Ka'ak or Kahqa is the Arabic word for "cake", and can refer to several different types of baked goods produced throughout the Arab world and the Near East.
Ka'ak can refer to a bread commonly consumed throughout the Near East that is made in a large ring-shape and is covered with sesame seeds. Fermented chickpeas are used as a leavening agent. Widely sold by street vendors, it is usually eaten as a snack or for breakfast with za'atar. In East Jerusalem, it's sometimes served alongside oven-baked eggs and falafel. Palestinians from Hebron to Jenin consider Jerusalem ka'ak to be a unique specialty good, and those from the city or visiting there often buy several loaves to give to others outside the city as a gift.
In Lebanon, ka'ak bread rings are made of sweet dough rolled into ropes and formed into rings and topped with sesame seeds.
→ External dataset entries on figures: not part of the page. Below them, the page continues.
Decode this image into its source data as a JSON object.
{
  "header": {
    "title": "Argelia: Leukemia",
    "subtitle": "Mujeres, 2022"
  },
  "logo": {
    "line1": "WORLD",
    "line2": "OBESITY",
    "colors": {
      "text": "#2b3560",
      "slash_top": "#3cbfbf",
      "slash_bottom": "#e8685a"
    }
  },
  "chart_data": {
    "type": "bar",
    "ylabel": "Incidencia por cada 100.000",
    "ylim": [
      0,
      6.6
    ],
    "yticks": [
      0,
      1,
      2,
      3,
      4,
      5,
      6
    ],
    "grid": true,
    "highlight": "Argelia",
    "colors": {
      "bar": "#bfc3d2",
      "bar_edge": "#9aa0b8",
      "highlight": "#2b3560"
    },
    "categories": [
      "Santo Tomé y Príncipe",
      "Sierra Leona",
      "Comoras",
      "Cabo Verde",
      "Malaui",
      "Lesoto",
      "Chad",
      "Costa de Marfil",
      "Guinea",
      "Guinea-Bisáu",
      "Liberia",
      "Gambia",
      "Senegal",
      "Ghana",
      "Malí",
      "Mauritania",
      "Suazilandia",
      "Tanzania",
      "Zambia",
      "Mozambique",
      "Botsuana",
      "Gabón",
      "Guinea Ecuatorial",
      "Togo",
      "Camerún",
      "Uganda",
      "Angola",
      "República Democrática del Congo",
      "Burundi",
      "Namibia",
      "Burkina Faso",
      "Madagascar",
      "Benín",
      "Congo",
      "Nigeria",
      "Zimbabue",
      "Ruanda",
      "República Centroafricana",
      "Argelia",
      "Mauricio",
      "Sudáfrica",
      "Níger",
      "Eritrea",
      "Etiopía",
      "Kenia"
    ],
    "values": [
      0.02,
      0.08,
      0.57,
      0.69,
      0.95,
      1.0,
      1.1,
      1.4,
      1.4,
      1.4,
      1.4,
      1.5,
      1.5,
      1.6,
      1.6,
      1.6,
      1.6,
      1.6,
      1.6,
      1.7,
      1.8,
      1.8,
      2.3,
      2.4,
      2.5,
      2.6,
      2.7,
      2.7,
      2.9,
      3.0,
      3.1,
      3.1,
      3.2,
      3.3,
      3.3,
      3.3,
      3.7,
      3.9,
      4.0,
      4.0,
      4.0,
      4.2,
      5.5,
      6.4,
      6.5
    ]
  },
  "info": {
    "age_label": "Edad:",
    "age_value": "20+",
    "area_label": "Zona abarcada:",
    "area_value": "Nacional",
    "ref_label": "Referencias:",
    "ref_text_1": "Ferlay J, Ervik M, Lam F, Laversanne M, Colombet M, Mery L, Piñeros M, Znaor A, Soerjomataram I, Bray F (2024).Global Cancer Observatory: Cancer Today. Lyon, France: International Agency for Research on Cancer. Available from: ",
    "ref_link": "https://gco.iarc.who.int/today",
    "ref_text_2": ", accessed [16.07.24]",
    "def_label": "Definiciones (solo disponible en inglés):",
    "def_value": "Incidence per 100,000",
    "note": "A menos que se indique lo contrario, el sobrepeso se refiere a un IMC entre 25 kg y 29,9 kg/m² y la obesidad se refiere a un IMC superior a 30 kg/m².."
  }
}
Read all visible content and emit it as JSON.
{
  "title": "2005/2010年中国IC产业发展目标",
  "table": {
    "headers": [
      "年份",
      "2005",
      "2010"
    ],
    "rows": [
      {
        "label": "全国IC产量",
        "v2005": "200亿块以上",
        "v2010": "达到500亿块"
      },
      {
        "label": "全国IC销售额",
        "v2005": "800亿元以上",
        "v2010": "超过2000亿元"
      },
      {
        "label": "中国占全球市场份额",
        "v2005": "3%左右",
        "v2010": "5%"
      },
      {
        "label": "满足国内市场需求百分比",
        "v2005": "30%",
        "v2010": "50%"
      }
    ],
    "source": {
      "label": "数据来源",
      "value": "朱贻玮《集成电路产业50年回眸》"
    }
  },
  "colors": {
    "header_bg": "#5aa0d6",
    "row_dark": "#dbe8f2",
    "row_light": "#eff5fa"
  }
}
Instead of za'atar, after baking, it is glazed with milk and sugar and then dried. Tunisian Jews also make a slightly sweet-and-salty version of the pastry, but don't use a yeast-based dough. In Egypt, usually at wedding parties, a variation made with almonds, known as kahk bi loz, is served.
Kaak are bread sticks, but instead of being actual stick shapes, they are formed into rings. They are flavored with kemun, kizabrah, mahlab, and yansoon. Or cumin, anise, and cherry pit. I wouldn’t say that they’re hard to make, just time consuming. You need to shape each ring, then bake at two different temperatures.The smell of these baked Kaak is awesome. For our 105th #Foodiemonday Bloghop event, we are back with #savorybakeddish, and I chose these savory dish from middle east. Check out the recipe below and enjoy!!! This recipe I adopted from Deal Delights.
3 Cups all purpose flour
1/3 cup Carom seeds
1 teaspoon fennel seeds
1 heaping teaspoon cumin
2 Tbsp oil
3 teaspoons active dry yeast
1 teaspoon sugar
2 1/2 cups warm water
4 tablespoons kosher salt
1. Proof the yeast, In a large bowl or measuring cup, combine the yeast, sugar, and water. Let foam.
2. In a large measuring bowl, mix together the flour, carom seeds, Fennel seeds, cumin, oil, salt, and shortening.
3. Add the yeast mixture to the flour mixture.
4. Knead dough well (by hand or in your mixer with the dough hook), about 5 minutes, until it’s smooth and not sticky.
5. Set dough aside and cover with a damp towel. Let rise for 1 1/2 hours in a warm place.
6. Split the dough into quarters, working with a section at a time.
7. Roll each quarter into into 2 inch logs.
8. Slice each log into 1/2 inch strips and then roll each of those strips out into 4-6 inch snakes.
9. Shape each snake into a circle, overlapping to make sure they stick.
10. Brush with Milk and sprinkle with sesame seeds.
11. Place on baking sheets and bake at 400 degrees for about 10 minutes, repeat until all the kaak is baked.
12. Lower the oven to 250 degrees and bake for 20 minutes, until the kaak is dry and crisp. (If you have two ovens, set one to 400 and the other to 250. Transfer each batch straight from the hotter oven to the cooler until they’re all bake).